Maximize Distance to Closest Person

Maximize Distance to Closest Person

What is this problem about?

You are given an array representing a row of seats in a theater, where 1 represents an occupied seat and 0 represents an empty seat. You want to sit in an empty seat such that your distance to the closest person already sitting there is maximized. You must return that maximum distance.

Why is this asked in interviews?

This is a classic linear array traversal problem. Interviewers use it to see if a candidate can handle three distinct edge cases elegantly: sitting at the far left edge, sitting at the far right edge, and sitting somewhere in the middle between two people. It tests your ability to write clean, localized sliding window logic without complicated math.

Algorithmic pattern used

This problem relies on a Two Pointers (Sliding Window) or Gap Counting pattern. You iterate through the array to find the gaps of 0s between 1s.

1. If the gap is at the very beginning (from index 0 to the first 1), the maximum distance is exactly the size of the gap.
2. If the gap is at the very end (from the last 1 to the end of the array), the maximum distance is also exactly the size of the gap.
3. If the gap is bounded by two 1s in the middle, the optimal seat is in the exact center of the gap.
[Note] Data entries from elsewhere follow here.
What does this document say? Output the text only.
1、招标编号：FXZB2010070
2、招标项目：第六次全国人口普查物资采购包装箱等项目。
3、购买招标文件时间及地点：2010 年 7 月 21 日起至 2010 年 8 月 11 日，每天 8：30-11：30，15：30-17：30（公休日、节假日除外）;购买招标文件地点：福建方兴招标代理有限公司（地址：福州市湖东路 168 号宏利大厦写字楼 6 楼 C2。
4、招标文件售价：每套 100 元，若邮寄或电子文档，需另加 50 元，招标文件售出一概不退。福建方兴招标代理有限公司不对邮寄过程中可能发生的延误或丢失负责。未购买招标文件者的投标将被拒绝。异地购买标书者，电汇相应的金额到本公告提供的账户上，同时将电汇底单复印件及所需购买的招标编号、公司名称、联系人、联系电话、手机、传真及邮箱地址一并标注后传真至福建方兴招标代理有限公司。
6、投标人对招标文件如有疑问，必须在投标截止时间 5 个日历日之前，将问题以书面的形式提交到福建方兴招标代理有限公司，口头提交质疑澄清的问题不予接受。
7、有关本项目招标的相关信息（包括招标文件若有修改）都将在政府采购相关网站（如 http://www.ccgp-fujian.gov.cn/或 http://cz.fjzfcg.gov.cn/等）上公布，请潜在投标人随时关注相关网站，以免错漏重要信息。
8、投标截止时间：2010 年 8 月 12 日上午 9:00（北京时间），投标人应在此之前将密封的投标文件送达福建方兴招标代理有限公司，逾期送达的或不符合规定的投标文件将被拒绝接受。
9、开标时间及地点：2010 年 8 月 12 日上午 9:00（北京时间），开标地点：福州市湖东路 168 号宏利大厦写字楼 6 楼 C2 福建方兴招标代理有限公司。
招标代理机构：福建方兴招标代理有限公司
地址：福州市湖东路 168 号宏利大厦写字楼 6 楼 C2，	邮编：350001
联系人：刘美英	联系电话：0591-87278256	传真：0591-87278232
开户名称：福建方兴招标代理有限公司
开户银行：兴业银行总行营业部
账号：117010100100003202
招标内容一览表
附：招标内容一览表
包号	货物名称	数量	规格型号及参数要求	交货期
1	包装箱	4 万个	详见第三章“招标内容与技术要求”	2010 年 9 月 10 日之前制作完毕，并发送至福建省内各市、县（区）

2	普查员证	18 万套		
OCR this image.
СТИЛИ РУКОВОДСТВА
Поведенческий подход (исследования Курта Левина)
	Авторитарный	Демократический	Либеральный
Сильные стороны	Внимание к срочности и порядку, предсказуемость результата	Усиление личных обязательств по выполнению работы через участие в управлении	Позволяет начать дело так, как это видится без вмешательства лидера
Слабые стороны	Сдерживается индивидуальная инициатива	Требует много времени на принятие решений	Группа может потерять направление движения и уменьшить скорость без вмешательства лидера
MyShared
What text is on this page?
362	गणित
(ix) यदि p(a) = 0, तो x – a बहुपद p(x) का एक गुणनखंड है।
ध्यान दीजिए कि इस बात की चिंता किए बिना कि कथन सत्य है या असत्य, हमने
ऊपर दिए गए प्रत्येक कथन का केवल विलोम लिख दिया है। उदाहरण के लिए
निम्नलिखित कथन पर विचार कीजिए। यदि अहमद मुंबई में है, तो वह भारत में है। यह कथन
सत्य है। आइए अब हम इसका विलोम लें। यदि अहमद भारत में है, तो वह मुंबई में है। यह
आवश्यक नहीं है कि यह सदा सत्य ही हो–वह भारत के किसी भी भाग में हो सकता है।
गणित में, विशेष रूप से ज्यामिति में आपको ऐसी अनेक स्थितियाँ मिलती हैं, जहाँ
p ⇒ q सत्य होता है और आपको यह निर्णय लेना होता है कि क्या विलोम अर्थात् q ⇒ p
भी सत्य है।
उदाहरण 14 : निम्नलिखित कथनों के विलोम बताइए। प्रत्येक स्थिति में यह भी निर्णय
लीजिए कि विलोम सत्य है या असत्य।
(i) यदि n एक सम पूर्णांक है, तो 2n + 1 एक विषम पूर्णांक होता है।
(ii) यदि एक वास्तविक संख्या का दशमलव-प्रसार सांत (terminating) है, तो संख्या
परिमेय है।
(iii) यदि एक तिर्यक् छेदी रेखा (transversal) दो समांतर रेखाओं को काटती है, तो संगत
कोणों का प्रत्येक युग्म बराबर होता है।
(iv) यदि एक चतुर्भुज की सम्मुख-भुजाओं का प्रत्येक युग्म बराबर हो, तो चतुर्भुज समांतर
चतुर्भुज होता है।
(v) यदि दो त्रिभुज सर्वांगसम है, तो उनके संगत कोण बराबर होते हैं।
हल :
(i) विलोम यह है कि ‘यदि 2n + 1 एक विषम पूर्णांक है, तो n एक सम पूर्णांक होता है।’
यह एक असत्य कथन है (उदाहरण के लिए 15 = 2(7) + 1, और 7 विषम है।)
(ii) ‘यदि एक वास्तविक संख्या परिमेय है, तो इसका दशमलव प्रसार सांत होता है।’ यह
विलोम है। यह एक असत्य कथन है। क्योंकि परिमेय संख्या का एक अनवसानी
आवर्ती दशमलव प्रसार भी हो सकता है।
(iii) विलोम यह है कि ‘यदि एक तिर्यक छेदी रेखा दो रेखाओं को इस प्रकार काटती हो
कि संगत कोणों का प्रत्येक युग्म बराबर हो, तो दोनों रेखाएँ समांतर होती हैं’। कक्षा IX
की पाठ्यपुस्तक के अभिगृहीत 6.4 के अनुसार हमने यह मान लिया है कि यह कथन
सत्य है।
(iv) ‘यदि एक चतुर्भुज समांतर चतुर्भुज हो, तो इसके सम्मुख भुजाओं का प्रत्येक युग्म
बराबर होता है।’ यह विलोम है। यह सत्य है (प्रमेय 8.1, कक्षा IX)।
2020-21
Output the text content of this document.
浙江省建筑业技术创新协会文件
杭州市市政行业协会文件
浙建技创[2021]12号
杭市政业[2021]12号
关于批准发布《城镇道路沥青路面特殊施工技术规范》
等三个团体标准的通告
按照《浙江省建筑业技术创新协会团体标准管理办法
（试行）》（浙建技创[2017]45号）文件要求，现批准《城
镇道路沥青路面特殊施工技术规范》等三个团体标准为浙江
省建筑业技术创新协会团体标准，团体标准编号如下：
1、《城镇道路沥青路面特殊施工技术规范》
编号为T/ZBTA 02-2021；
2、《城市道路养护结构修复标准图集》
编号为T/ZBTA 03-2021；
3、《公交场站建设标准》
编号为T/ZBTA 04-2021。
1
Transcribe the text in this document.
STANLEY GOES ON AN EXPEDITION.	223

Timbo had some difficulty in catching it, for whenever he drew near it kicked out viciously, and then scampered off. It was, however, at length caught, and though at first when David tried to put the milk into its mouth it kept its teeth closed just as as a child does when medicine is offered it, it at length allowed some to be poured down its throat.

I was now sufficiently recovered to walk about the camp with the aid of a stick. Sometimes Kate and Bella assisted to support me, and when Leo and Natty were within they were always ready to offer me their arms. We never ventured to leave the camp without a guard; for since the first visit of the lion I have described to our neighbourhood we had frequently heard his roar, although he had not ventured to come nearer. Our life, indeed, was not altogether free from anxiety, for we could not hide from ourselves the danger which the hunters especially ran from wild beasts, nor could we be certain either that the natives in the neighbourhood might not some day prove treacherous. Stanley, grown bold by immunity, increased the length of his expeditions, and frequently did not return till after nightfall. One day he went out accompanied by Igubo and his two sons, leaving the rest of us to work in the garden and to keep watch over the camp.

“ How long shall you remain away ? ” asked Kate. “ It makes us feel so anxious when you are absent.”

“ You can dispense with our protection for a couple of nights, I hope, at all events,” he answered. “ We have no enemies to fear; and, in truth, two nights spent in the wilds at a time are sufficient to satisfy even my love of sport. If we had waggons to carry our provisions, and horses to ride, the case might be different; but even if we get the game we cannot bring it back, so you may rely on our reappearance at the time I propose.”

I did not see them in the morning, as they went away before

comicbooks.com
The distance to the closest person is gap_length / 2 (or more specifically, (right_index - left_index) / 2). You return the maximum of these three scenarios.

Example explanation

Seats: [1, 0, 0, 0, 1, 0, 1]

• First 1 is at index 0. No left gap.
• Next 1 is at index 4. The gap of zeroes is [1, 2, 3]. Length is 4 - 0 = 4. Middle distance = 4 / 2 = 2. (If we sit at index 2, distance to 0 is 2, distance to 4 is 2).
• Next 1 is at index 6. Gap of zeroes is [5]. Middle distance = (6 - 4) / 2 = 1.
• The array ends at index 6. There is no right gap. The maximum distance we found is 2.

Let's look at [0, 0, 1, 0].

• Left gap (before index 2): length 2. Distance if we sit at 0 is 2.
• Right gap (after index 2): length 1. Distance if we sit at 3 is 1. Max distance is 2.

Common mistakes candidates make

The most common mistake is applying the gap / 2 logic to the beginning and end of the array. If you have [0, 0, 0, 1], and you sit at index 0, your distance is 3! If you apply the middle formula, you might divide it by 2 and return 1, which is entirely wrong. You must explicitly track the first 1 and last 1 to handle the boundaries.

Interview preparation tip

For the Maximize Distance to Closest Person coding problem, the cleanest way to write the code is to maintain a prev variable tracking the index of the last seen 1 (initialized to -1). When iterating, if you see a 1, handle the left edge case if prev == -1, and the middle case if prev != -1. After the loop, handle the right edge case using n - 1 - prev. This structure guarantees no edge case is forgotten.